I need to connect spark with powerbi. I don't know the required drivers for the same. And also i am running spark in local mode without installing apache hive. So I don't have hive-site.xml file for configuring thrift server. After starting thrift server I started $SPARK_HOME\bin\beeline.cmd and connected thrift server with command !connect jdbc:hive2://localhost:10000
and using userid as Administrator(same as my local machine) and blank password and the output was:
beeline> !connect jdbc:hive2://localhost:10000
Connecting to jdbc:hive2://localhost:10000
Enter username for jdbc:hive2://localhost:10000: Administrator
Enter password for jdbc:hive2://localhost:10000:
log4j:WARN No appenders could be found for logger (org.apache.hive.jdbc.Utils).
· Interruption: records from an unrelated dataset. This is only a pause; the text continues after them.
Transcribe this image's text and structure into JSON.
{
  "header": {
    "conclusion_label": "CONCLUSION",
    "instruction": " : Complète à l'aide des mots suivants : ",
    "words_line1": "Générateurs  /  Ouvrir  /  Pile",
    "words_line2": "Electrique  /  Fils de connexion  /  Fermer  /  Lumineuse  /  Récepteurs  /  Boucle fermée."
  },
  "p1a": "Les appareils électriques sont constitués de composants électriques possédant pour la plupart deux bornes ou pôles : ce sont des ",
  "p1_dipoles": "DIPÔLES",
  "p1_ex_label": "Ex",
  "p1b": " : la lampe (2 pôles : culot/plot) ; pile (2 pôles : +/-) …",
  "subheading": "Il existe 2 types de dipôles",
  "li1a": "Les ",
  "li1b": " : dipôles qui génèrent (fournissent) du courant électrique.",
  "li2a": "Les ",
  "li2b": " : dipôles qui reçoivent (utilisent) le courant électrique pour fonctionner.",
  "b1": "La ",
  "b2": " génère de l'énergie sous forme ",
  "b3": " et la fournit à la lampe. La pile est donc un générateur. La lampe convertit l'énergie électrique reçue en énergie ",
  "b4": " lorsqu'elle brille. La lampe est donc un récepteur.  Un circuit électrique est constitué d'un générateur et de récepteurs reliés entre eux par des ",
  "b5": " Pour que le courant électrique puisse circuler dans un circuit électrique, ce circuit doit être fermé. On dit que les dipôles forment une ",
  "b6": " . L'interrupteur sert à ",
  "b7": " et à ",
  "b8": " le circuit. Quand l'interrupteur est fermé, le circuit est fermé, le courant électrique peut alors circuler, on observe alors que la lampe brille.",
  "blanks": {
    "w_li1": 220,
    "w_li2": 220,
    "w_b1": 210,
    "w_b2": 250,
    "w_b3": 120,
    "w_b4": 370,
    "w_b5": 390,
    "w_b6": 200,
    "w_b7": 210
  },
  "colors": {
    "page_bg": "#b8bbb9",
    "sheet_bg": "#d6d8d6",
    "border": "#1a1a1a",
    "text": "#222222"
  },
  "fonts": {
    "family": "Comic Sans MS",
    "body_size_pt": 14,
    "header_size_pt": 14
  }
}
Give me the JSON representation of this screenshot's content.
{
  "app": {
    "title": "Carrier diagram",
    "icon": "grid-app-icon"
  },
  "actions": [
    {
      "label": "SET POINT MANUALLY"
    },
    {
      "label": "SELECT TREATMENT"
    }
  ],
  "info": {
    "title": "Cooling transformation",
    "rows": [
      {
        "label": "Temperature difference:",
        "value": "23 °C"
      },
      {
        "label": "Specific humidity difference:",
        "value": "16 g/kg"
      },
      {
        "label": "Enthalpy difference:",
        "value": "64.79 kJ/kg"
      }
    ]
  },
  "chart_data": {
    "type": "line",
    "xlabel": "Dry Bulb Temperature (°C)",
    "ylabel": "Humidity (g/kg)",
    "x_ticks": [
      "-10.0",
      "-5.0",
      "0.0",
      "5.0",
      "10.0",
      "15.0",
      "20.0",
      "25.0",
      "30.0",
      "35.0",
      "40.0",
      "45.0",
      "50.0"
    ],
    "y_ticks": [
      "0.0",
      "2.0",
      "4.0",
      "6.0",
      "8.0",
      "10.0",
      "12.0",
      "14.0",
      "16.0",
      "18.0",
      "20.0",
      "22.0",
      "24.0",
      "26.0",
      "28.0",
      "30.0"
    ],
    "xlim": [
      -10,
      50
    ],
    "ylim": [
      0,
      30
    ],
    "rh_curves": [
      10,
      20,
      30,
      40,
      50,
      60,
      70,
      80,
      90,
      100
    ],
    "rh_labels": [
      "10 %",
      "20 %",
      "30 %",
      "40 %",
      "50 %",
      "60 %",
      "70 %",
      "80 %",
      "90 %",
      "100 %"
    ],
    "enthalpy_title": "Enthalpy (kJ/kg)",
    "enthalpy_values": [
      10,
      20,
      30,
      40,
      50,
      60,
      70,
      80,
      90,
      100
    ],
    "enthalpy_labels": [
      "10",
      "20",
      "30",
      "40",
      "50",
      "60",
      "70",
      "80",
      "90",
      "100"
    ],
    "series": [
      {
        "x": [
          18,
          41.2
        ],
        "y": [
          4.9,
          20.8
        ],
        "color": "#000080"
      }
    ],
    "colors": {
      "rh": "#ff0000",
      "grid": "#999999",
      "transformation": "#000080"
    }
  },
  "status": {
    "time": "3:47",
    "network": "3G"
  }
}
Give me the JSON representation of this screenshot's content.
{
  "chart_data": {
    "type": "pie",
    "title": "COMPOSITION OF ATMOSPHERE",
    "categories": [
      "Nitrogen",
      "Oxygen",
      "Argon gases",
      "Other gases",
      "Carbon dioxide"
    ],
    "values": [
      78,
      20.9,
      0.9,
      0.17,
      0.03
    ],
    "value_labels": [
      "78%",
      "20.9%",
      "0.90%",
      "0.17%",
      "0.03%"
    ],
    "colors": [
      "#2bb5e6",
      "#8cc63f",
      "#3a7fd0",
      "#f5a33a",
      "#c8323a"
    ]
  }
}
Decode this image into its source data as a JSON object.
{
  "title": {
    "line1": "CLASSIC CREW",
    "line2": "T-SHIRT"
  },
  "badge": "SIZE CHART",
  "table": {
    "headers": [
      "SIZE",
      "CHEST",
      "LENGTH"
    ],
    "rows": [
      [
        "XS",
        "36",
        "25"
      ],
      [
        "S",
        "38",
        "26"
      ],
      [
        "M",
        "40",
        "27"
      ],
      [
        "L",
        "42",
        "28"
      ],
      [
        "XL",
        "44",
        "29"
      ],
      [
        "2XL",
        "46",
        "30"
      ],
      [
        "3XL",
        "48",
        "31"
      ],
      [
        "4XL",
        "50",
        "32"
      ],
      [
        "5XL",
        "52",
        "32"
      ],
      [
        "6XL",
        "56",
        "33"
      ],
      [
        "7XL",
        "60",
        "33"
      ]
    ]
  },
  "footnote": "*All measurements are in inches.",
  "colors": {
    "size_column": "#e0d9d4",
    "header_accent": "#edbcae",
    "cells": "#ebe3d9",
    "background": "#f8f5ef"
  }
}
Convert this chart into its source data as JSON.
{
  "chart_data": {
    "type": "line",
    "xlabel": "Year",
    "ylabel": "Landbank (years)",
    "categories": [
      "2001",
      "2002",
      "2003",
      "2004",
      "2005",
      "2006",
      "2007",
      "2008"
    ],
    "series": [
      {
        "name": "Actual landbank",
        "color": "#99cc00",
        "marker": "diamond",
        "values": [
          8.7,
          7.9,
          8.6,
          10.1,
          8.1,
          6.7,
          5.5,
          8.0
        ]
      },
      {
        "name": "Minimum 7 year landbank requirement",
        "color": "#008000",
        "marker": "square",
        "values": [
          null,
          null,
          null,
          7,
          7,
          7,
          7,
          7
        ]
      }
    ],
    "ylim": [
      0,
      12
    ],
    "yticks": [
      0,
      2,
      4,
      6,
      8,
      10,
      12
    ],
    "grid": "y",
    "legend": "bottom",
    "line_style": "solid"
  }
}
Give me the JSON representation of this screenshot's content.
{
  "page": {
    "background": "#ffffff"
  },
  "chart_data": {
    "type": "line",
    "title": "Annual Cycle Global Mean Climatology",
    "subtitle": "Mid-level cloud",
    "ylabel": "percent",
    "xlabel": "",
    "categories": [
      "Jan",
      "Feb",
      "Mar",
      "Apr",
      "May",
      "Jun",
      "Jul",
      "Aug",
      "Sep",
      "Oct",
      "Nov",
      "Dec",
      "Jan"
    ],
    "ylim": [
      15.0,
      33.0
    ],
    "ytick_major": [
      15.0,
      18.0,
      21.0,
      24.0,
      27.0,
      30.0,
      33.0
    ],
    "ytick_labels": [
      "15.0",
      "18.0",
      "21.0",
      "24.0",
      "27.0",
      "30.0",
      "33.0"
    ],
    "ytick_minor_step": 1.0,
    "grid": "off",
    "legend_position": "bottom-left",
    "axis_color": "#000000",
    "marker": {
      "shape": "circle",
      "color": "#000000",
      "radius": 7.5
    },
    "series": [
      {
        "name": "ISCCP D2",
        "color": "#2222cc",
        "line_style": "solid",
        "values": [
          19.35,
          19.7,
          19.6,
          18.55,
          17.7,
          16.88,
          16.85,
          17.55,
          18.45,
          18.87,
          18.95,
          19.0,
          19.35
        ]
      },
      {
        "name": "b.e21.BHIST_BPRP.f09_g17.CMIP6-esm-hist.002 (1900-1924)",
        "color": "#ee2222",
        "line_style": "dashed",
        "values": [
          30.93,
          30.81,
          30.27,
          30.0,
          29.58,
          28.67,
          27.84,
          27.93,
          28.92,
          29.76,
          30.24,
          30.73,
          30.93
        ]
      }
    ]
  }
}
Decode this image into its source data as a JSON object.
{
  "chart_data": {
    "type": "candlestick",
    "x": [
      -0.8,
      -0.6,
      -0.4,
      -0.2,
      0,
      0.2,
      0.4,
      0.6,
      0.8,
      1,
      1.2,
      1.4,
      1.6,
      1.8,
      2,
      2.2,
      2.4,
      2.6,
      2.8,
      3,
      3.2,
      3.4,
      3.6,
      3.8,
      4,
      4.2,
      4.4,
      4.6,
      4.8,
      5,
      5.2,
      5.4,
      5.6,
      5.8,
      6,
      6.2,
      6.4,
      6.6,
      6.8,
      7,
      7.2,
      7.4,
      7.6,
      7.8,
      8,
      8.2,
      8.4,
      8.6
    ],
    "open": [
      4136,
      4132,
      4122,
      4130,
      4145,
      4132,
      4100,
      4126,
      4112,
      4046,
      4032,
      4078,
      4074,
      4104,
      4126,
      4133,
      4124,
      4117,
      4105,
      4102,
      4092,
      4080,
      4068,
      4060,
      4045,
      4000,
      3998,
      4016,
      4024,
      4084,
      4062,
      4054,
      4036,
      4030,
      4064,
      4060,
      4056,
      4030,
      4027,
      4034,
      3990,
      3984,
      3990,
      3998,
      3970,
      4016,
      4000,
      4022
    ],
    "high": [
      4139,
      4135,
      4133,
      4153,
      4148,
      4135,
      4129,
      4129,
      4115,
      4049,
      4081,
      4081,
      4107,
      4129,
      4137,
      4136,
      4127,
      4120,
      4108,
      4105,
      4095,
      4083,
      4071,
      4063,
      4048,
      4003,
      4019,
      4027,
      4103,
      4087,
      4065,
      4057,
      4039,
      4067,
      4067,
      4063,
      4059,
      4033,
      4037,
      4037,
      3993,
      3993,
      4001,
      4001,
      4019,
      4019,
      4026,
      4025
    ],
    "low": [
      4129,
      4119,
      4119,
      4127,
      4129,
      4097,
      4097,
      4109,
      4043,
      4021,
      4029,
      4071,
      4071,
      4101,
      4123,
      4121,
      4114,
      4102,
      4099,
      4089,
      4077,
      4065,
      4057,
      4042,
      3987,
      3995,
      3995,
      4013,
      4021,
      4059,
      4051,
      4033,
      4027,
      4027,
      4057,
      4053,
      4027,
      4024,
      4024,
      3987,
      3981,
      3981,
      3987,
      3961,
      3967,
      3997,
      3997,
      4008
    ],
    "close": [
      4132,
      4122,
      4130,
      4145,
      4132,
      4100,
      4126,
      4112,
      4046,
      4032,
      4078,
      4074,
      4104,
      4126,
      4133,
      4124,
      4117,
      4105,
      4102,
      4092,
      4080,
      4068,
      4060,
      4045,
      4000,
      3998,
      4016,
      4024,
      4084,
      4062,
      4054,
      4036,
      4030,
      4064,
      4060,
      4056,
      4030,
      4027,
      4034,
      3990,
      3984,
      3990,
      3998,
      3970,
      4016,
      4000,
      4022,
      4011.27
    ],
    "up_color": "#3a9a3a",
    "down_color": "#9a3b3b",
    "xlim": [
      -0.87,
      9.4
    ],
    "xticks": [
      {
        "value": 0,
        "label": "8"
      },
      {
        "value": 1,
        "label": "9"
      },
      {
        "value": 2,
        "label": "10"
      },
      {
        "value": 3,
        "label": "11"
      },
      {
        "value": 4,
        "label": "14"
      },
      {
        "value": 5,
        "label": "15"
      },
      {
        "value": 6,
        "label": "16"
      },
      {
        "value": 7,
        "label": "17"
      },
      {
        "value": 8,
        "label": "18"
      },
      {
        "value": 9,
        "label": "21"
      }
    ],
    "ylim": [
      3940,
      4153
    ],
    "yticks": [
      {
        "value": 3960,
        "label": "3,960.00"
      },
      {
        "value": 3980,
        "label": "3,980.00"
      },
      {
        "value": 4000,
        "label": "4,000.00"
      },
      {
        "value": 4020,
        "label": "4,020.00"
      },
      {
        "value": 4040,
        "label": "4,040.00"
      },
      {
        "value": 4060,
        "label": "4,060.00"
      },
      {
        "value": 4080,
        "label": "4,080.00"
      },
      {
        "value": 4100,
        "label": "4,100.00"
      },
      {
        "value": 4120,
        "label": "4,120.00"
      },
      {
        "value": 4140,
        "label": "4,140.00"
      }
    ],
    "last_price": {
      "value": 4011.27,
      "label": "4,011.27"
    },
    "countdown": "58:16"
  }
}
log4j:WARN Please initialize the log4j system properly.
log4j:WARN See http://logging.apache.org/log4j/1.2/faq.html#noconfig for more info.
Connected to: Spark SQL (version 2.0.1)
Driver: Hive JDBC (version 1.2.1.spark2)
Transaction isolation: TRANSACTION_REPEATABLE_READ
It seems that the connection is made but when querying about databases with command: show databases;
, it is showing error (in beeline):
Error: org.apache.thrift.transport.TTransportException: java.net.SocketException: Software caused connection abort: socket write error (state=08S01,code=0)` and error(in thrift server cmd):`Exception in thread "HiveServer2-Handler-Pool: Thread-XXX"
Exception: java.lang.OutOfMemoryError thrown from the UncaughtExceptionHandler in thread "HiveServer2-Handler-Pool: Thread-XXX"
I don't understand this error. Please help me on this, and also I want to connect it with powerbi desktop installed on local machine. Can someone provide some links to read from for making the connection?